The main conclusion of our analysis is that the unpredictable dynamics of trades completed by the Chinese brokers in the period 2009–2010 were tightly correlated with the Chinese market sentiment in a highly nonlinear sense of machine learning. This can be interpreted as investors trading according to the available market information they receive. The returns on the stock index were predictable, but statistically they were barely significant. Because the predictive power of the trades for the actual stock market returns was small, this indicates investors were following a herd mentality. We observed no connection between the trading activity and the yields on the bellwether 10-year bond of the Bank of China. This may signify that the market risk in an emerging market, which describes the Chinese stock market in 2009–2010, has only a small dependence on prevailing borrowing rates.

Finally, we tested whether the Flash Crash of American markets on 6 May 2010, was reflected in the liquidity of the Chinese stock market. For this, we used a dynamic version of the Amihud illiquidity measure λ. The illiquidity measure predicted by the CNN was almost as good a predictor of market sentiment as the VAP (see Figure 6), and we used it to analyze a possible contagion of the American Flash Crash on the Chinese markets.

With our methods, we did not find any statistically significant evidence that liquidity was higher or lower than the average during the period preceding or following the Flash Crash.

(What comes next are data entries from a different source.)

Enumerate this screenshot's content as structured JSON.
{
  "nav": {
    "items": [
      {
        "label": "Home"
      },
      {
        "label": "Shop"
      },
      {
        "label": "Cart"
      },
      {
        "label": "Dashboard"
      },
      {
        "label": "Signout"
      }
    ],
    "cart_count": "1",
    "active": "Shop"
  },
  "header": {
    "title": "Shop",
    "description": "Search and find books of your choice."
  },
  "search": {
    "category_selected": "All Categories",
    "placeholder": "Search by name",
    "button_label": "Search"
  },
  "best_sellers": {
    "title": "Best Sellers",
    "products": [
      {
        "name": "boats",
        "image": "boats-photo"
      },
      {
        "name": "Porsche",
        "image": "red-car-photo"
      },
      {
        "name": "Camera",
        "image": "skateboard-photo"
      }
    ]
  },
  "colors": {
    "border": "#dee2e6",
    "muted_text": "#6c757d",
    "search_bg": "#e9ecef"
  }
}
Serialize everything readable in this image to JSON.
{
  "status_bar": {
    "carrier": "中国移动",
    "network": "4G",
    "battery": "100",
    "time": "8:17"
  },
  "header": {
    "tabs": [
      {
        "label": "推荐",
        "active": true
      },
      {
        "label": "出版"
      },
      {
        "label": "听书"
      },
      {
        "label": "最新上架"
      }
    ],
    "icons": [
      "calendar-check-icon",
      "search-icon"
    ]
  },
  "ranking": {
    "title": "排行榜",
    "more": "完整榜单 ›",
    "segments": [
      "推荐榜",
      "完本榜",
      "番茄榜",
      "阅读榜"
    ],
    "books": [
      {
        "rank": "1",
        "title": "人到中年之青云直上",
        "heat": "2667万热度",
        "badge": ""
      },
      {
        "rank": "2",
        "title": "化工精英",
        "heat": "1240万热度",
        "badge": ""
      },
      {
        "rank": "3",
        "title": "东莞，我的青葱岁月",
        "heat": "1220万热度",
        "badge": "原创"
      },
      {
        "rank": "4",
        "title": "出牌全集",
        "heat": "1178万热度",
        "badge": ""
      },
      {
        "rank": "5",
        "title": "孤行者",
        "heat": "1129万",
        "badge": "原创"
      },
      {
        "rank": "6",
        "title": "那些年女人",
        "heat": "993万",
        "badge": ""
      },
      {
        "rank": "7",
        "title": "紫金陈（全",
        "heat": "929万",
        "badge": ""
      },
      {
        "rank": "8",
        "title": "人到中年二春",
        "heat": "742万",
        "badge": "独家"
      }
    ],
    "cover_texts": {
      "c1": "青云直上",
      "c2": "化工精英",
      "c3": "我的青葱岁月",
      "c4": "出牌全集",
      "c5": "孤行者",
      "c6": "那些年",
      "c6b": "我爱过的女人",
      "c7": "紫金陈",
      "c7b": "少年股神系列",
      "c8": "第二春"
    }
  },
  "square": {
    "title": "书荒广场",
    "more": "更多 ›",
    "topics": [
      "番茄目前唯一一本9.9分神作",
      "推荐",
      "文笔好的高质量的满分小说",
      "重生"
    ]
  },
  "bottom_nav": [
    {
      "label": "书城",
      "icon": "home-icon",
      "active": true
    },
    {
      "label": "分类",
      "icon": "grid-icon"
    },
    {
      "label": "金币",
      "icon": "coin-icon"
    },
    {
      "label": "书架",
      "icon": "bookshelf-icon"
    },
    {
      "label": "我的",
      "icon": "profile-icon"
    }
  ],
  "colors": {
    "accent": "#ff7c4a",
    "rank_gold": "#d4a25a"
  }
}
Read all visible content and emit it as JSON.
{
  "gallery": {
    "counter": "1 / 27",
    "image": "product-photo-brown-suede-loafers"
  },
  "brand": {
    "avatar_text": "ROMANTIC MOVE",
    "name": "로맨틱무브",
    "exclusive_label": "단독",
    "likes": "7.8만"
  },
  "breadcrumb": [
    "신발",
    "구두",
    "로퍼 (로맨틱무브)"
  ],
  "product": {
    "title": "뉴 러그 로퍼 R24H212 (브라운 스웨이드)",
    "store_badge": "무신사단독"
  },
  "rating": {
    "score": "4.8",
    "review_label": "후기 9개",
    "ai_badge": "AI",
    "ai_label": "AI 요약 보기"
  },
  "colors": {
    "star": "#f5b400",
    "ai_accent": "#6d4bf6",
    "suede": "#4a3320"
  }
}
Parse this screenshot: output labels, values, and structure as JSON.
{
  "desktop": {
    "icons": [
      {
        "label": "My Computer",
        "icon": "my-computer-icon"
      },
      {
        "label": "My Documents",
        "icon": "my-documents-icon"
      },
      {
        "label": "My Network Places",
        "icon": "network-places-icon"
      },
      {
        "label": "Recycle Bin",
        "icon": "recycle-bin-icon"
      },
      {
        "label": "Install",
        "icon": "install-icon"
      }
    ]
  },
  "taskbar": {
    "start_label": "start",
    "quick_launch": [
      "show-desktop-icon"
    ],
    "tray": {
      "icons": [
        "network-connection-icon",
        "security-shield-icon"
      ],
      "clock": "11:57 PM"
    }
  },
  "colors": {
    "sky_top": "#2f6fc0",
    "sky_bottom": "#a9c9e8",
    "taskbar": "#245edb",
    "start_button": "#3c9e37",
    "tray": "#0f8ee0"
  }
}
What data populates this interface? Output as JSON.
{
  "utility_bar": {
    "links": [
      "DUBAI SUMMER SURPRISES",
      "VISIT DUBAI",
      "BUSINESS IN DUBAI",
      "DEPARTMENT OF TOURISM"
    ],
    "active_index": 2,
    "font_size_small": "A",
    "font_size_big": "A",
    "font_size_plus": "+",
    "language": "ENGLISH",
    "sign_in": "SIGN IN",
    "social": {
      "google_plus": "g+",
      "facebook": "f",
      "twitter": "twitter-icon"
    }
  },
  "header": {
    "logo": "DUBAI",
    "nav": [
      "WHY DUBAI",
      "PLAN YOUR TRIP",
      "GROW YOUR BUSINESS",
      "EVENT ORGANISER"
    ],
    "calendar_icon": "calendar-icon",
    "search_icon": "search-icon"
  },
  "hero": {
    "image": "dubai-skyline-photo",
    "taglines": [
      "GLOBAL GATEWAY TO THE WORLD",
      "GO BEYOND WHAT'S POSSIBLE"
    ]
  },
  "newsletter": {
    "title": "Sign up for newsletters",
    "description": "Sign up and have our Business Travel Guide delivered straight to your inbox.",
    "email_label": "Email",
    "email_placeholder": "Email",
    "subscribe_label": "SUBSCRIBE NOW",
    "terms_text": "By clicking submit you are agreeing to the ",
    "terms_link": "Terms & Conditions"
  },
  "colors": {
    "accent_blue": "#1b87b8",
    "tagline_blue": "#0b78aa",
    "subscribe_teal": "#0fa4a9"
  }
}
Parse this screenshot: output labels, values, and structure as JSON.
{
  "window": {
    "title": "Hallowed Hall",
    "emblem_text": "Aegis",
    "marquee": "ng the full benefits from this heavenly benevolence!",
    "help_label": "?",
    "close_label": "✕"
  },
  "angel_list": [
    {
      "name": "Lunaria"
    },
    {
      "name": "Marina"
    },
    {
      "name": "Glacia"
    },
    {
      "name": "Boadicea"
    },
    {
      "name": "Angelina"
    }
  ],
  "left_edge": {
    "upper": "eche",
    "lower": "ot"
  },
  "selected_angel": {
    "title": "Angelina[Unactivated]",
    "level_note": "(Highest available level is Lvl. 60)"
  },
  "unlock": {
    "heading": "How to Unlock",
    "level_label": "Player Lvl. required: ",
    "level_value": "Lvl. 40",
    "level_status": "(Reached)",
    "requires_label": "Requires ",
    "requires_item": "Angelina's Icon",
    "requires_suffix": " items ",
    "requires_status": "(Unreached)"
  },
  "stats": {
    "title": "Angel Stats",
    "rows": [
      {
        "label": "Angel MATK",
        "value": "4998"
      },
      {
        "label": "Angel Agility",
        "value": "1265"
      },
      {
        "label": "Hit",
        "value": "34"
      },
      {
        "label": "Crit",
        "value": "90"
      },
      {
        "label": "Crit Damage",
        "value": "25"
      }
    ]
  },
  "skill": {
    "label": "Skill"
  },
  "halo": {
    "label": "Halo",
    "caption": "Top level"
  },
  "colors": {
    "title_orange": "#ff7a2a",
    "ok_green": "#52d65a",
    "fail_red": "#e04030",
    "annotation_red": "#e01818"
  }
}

This indicates a need for a finer measure of contagion between American and Chinese stock markets. In particular, samples of 60 days long can be too crude to resolve the influence of the Flash Crash, which may have lasted only 1–2 trading days.

The limitations of the proposed method are that all regressions at the preprocessing stage must be linear. Non-linear regressions lead to the non-linear integral operators on the right-hand side, which may be more complicated or less computationally stable than the original equations.

The second limitation is that the choice of neural network (discussed in Appendix C) can be rather arbitrary with few hard-wired criteria to guide the selection. Moreover, the main limitation of this study is its restricted array of free data from the Shenzhen Stock Exchange and its limited computer resources. (All computer algorithms were tailored to be run on a conventional PC using not more than 15–30 min of processor time in the case of R algorithms.) However, all of the paper’s methods can be applied to datasets of arbitrary size.